= Austie Rollinson =

Austie Rollinson is the Sr. Director of Putter R&D for Scotty Cameron/Titleist at Acushnet Company, a position that he has held since January 2022. Previously, he was Chief Designer for the Odyssey putter brand at Callaway Golf Company. Rollinson worked at Callaway since graduating college in 1991, and as head designer for the Odyssey brand since 1997. He has designed custom putters for Phil Mickelson and Ernie Els. After the Professional Golf Association banned anchor putters in 2012, Rollinson led the team at Oddysey that designed an arm lock putter to lock against a golfer's forearm. His name appears on more than 300 patents related to the design of golf equipment.

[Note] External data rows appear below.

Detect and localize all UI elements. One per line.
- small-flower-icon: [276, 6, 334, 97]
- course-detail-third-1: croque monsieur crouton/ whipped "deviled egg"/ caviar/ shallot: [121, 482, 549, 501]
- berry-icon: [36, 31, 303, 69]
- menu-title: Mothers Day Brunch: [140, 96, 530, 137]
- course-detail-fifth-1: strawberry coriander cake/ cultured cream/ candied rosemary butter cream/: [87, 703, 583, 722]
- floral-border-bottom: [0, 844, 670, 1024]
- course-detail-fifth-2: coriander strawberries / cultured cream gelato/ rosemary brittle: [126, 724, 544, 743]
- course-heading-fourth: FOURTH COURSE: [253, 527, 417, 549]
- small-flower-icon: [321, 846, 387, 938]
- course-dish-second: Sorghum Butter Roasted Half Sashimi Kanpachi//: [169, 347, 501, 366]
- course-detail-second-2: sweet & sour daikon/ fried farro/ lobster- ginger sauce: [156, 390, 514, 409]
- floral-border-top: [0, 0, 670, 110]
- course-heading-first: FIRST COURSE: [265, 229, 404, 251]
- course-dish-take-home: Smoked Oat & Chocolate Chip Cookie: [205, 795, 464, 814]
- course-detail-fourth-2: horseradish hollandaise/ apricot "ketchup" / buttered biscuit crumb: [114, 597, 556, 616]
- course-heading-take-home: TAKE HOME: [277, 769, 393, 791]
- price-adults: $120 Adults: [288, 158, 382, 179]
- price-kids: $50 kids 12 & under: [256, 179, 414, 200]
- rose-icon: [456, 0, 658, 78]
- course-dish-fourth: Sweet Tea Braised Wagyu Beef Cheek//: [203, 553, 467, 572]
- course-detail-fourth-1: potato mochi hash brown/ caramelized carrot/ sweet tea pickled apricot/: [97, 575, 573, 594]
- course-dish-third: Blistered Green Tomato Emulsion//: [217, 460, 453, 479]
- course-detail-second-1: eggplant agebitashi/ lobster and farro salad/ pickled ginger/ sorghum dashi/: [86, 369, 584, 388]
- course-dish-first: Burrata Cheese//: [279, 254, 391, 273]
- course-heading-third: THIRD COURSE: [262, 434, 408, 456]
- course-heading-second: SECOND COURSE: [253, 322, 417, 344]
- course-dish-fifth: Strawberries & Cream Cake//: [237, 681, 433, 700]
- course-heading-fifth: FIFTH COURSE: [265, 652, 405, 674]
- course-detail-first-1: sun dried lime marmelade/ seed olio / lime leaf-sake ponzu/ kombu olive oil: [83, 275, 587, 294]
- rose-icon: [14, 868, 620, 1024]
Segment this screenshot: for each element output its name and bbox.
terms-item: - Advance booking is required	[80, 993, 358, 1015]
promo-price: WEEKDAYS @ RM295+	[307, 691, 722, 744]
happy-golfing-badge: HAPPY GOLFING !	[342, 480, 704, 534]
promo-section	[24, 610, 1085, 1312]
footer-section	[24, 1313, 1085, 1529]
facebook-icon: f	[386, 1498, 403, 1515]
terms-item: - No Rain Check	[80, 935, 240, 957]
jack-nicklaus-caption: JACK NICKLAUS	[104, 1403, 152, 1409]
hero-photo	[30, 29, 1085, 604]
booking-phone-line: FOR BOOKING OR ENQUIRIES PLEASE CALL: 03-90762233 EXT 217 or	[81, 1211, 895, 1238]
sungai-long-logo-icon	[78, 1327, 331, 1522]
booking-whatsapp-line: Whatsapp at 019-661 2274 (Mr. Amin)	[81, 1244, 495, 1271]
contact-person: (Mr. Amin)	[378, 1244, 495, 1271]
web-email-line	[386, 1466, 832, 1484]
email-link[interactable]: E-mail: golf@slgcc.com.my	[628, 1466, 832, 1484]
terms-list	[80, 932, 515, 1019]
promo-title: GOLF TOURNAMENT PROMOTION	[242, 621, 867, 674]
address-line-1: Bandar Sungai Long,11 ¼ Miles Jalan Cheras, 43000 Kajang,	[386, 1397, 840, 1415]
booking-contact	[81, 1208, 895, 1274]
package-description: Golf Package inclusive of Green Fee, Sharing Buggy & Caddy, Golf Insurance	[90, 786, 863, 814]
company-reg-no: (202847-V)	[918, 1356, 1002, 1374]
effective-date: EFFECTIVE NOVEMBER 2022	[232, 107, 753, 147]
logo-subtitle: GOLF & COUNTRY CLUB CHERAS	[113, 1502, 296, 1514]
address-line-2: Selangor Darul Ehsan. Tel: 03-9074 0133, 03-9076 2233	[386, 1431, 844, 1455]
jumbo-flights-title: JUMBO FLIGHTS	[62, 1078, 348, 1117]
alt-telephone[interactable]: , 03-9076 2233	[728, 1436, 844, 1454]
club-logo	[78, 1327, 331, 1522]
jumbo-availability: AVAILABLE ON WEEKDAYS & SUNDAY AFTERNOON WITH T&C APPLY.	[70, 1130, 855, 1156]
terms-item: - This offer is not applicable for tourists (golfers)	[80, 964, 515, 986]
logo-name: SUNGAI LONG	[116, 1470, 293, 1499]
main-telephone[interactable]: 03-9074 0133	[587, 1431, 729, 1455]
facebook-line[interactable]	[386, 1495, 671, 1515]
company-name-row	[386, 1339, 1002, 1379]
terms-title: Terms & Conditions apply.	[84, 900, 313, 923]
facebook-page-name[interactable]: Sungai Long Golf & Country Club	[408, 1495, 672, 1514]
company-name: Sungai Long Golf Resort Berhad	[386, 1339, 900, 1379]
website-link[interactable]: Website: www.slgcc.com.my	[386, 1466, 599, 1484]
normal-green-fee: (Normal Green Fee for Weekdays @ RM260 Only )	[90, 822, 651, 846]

==Early life and education==

Rollinson gained his interest in golf from his father and grandfather. In 1986, Rollinson graduated from Morristown-Beard School in Morristown, New Jersey. During his senior year, his golf team won the New Jersey State Championship. After high school, Rollinson completed his bachelor's degree in physics at the University of Richmond in Richmond, Virginia in 1990. While studying science, he took elective courses in art and music. In 1990, Rollinson sent a letter to Ely Callaway, Jr., the founder of Callaway Golf, expressing an interest in working at the company. The letter led to an interview in which Callaway hired him as a golf club designer.

==Golf club design==

In an interview with Links Magazine, Rollinson noted that the rules of golf make it easier to support design innovation for putters than for other golf clubs. He noted, "The rules of what you can do in designing a putter are so much more open than with woods and irons. There’s much more freedom in terms of the shape. It’s all over the map.” Rollinson also described in the interview that he designs putters to fit how golfers perceive contrasts. He stated, “The eye uses contrast to pick out edges of objects. ... The eye has a really good ability to pick out lines that are perpendicular and it wants to form a perfect right angle. It’s like when the eye sees a picture that’s crooked.” Thus, Rollinson designed lateral contrasts in putters to match this perceptive process.

Rollnson has a talent for rapidly designing putters for players on the PGA Tour, including when they face trouble with using one during a tournament. He noted in a profile on golf.com, "I always love the Friday afternoon fire drill." When Phil Mickelson showed an interest to try out the Sabertooth belly putter used by Keegan Bradley, Rollinson made him a new putter over a weekend.

==Family==

Rollinson lives in Solana Beach, California with his wife Sally. They have three children.